Where exactly Wilson falls on that list depends on how you look at it. Counting only those quarterbacks who are under contract for 2018, Wilson's $21.9 million average ranks eighth (see chart). That takes into account Smith's deal, even though it won't become official until the new league year begins March 14. But it excludes Drew Brees and Kirk Cousins, who are scheduled to be free agents. Both made more than Wilson's average last season -- $24.25 million for Brees, $23.94 million for Cousins -- and are expected to come in ahead of him again on their upcoming deals.
So Wilson could soon drop to 10th before other quarterback dominoes fall and knock him down a few more spots.
It was less than three years ago that Wilson's four-year, $87.6 million extension put him second in terms of annual average salary, right behind Aaron Rodgers. After the deal was announced at the start of training camp in 2015, Wilson's agent, Mark Rodgers, told reporters that a breakthrough in negotiations that had dragged into the summer came when the Seahawks agreed to go four years instead of five.

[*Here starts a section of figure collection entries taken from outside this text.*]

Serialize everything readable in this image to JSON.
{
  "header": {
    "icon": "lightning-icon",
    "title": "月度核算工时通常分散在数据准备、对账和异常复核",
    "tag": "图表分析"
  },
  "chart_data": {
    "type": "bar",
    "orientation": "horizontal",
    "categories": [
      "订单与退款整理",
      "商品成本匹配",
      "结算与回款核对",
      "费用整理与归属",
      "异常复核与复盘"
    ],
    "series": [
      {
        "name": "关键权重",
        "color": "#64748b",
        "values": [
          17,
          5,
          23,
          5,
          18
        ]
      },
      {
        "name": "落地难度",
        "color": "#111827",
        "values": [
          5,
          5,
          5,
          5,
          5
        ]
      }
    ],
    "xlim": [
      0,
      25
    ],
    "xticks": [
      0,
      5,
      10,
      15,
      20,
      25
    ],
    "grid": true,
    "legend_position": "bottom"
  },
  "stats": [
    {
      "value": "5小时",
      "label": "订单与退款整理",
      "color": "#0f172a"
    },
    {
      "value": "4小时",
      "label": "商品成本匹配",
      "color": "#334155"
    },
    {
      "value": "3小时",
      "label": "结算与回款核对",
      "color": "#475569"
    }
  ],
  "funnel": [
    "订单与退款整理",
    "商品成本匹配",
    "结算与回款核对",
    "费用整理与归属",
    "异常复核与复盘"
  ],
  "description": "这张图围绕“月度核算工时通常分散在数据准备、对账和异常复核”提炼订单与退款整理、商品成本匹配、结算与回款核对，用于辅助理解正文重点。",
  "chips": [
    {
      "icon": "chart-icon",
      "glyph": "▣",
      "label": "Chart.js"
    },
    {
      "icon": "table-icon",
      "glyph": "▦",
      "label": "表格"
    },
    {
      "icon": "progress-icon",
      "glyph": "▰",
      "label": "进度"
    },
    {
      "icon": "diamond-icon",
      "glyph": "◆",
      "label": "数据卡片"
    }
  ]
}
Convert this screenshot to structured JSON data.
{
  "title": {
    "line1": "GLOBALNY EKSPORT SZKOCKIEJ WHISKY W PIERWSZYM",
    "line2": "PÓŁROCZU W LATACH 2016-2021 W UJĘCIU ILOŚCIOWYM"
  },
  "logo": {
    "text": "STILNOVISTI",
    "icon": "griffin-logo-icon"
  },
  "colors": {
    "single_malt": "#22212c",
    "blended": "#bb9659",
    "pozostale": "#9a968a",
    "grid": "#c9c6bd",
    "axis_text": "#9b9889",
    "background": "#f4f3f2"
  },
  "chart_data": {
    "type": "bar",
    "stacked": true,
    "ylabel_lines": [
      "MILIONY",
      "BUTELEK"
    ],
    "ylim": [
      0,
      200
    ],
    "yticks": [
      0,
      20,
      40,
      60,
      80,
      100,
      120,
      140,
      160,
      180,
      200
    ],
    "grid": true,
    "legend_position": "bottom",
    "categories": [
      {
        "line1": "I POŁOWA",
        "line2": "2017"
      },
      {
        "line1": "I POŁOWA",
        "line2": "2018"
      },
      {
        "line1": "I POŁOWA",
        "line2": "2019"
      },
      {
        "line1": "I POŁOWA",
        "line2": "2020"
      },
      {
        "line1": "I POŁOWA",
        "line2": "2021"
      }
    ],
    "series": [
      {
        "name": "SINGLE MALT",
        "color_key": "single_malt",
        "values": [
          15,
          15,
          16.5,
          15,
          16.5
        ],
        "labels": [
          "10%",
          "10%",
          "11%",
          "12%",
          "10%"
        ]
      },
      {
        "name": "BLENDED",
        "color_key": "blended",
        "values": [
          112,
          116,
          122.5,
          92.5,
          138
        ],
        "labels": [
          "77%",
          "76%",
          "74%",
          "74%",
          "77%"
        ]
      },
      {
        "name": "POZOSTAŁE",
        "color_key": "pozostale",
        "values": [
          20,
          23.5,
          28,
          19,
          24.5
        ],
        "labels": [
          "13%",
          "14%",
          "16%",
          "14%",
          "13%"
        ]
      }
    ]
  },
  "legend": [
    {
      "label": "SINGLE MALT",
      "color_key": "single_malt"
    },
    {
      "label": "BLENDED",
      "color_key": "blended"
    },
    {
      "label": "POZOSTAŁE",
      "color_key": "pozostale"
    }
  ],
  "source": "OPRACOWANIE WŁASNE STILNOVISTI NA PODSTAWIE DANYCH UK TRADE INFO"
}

A five-year extension would have kept Wilson under contract through 2020, by which point his contract could have been a relative bargain with the salary cap and the quarterback market rising every year (the 2018 cap is projected at $178 million, which would mean an average increase of $11 million per season since 2013). For the same reason, Wilson's side wanted a deal that put him in position to get back to the bargaining table a year sooner, and that's what it got.
Being signed through 2019 means Wilson will be eligible for an extension next offseason, based on the team's stated preference of not revisiting contracts that have more than one year left. Seattle has tended to extend its top players at that time, and doing so with Wilson would ward off the potentially dicey situation of having him play out the final year of his current deal.
In the meantime, former league MVP Matt Ryan is due for a new deal as he enters the final year of an extension that averages $20.75 million. Super Bowl winners Rodgers and Ben Roethlisberger are both signed through 2019, so they could get extensions around the same time as Wilson, if not before then.
Wilson, who has won one Super Bowl and reached another, has a comparable enough résumé to those quarterbacks to get a similar deal -- if not a bigger one -- if all three reset the market this offseason. He's much more accomplished than the current five highest-paid quarterbacks and Cousins, significantly ahead of the top three. So are Ryan, Rodgers and Roethlisberger.
Garoppolo, Matthew Stafford, Derek Carr and Cousins have zero playoff wins between them. Andrew Luck has three while Smith has two. Those six combined have three fewer playoff wins than Wilson. Of those six, only Garoppolo has a higher career passer rating, and he has started only seven games.
Something else to keep in mind with Wilson is how his role has expanded from when he signed his current deal, which was after his third season. It might not have been a coincidence that his $21.9 million average came in a hair behind the $22 million for Rodgers, a two-time MVP who has long been the focal point of Green Bay's offense. Wilson averaged 27 attempts in his first three seasons compared with 33 in the past three as more and more of the Seahawks' offense has gone through their quarterback.
Add that all up and you can see how easily Wilson's price tag could pass $30 million by next offseason.
That figure will no doubt make some Seahawks fans cringe, particularly given how the team's current cap constraints won't make it easy to bring back key free agents such as Sheldon Richardson, Paul Richardson and Jimmy Graham. But remember, Wilson's next deal will be relative to a salary cap that has been steadily increasing each season.
And it's simply the cost of doing business with a top quarterback. It beats the alternatives -- not having one worth paying or having to pay an exorbitant cost for one who hasn't proved nearly as much.